Cuando las lágrimas cayeron y la vista borrosa cesó, Elías y quienes se encontraban alrededor pudieron observar a las niñas colgadas de las ventanas del autobús, parecían dormidas, pero el río de sangre que desembocaba cerca de las llantas nos dejaba claro que no lo estaban. La gente gritaba, algunos corrían, a lo lejos se veía gente usando el celular, me gustaría decir que para llamar a la policía, pero la mayoría estaban grabando la terrible escena. Desensibilizados, la violencia se había metido tan de lleno en sus vidas que ya era “lo normal”. Un niño atacando un camión repleto de niñas era razón suficiente para desbloquear el celular, acceder a la cámara y presionar el círculo rojo. 

¿Por qué el chófer no acelera? gritaba una señora a lo lejos cuando los autos comenzaron a avanzar. 

Alguien se acercó a reclamarle al conductor por seguir poniendo en riesgo la vida de las niñas que seguían en el camión, una de las balas había impactado contra la puerta y ahora estaban atoradas, era imposible salir por las ventanas sin tener que sortear los pequeños cadáveres a su paso, y a las niñas sólo les quedaba llorar.
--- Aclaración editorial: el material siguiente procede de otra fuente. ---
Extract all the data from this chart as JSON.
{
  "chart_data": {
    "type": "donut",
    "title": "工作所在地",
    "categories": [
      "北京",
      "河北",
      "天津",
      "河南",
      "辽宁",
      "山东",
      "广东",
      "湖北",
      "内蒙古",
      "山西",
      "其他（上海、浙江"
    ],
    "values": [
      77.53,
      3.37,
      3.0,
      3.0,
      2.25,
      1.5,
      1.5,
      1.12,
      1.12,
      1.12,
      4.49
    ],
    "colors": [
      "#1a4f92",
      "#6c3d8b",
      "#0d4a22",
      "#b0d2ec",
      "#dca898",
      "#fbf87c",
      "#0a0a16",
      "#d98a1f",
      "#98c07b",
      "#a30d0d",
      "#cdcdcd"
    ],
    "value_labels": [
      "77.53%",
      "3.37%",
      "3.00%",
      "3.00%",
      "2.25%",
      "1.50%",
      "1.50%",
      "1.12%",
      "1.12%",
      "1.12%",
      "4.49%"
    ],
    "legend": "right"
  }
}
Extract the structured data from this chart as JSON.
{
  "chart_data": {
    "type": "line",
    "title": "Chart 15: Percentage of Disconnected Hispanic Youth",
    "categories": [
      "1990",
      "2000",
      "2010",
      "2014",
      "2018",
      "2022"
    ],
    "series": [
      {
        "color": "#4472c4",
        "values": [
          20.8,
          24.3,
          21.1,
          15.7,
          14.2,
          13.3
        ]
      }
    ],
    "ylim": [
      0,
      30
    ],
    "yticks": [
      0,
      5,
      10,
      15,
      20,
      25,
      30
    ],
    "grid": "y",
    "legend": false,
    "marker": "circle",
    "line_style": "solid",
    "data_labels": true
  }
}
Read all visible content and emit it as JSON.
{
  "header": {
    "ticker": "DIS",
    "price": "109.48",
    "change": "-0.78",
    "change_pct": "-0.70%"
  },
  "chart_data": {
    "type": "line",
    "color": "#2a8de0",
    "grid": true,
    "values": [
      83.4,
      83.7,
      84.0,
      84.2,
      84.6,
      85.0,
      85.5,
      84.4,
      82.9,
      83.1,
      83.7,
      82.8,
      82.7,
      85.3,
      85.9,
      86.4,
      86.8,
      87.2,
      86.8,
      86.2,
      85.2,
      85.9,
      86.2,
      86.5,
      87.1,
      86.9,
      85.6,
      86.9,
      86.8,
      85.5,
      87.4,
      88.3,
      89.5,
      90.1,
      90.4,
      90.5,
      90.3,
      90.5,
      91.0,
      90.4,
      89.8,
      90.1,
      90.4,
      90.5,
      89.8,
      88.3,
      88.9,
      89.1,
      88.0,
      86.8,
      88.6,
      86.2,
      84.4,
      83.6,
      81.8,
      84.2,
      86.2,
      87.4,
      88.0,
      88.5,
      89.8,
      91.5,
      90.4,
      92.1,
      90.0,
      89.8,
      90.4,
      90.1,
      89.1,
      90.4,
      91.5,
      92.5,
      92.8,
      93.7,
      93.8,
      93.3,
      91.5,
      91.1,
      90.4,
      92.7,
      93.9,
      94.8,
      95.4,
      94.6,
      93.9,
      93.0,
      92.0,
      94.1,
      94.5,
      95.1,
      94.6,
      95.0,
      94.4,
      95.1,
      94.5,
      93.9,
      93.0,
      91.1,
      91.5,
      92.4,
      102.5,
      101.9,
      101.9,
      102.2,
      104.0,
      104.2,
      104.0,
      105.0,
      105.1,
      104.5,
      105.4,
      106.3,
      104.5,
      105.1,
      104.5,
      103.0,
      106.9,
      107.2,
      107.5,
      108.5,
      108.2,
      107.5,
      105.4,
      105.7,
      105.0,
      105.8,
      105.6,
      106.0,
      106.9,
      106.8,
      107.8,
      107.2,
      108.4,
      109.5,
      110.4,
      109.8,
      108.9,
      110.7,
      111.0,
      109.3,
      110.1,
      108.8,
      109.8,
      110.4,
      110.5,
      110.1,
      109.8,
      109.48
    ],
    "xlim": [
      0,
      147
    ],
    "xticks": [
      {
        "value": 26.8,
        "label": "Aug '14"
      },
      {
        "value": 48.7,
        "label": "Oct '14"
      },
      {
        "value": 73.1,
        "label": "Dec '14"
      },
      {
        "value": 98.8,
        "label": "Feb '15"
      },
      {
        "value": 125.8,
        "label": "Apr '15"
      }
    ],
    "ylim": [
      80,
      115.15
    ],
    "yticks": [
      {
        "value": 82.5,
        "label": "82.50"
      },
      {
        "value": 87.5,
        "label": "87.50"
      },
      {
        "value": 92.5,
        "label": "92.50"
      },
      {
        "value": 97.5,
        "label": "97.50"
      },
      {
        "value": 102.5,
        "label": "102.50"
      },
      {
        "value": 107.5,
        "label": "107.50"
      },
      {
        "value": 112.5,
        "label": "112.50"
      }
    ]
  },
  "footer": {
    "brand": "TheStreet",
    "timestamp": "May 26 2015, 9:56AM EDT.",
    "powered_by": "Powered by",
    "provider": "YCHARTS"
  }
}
Cuando vieron al chófer, la escena se volvió peor, si es que eso era posible. 

Está muerto. El chófer está muerto gritó aquél curioso que se había acercado al camión. Elías había permanecido completamente quieto los últimos minutos, no estoy segura si observaba con arrepentimiento la escena, o si por el contrario, tomaba fuerzas para volver a atacar. Lo que sí sé es que una de las niñas del autobús, morena y con dos trenzas adornadas por un par de moños azules, le levantó el dedo medio y le dedicó una sonrisa burlona, que quizá sería más exacto describirla como aterrada, porque sus ojos cafés, que casi parecían negros, no podían mentir, estaban vidriosos y las lágrimas corrían sin que ella pudiera hacer nada al respecto. 

Elías enfureció y cargó la pistola, mientras miraba fijamente a la niña que seguía mostrándole el dedo medio, el mismo de aquél anillo que le había provocado tantos moretones. Una chica que había tomado ese camino a casa, para buena o mala suerte, corrió hacia él sin pensarlo demasiado. Lo tacleó y forcejeó con él hasta quitarle la pistola. Se quedó quieta un momento, como congelada, no tenía idea que alguien tan pequeño pudiera tener tanta fuerza, lo miró y no pudo evitar pensar en qué pudo orillar a un niño a cometer ese acto tan atroz, pero no tenía tiempo de lamentarse, así que le dirigió una mirada compasiva a Elías y se alejó corriendo, pensando quizá en qué haría ahora con esa pistola.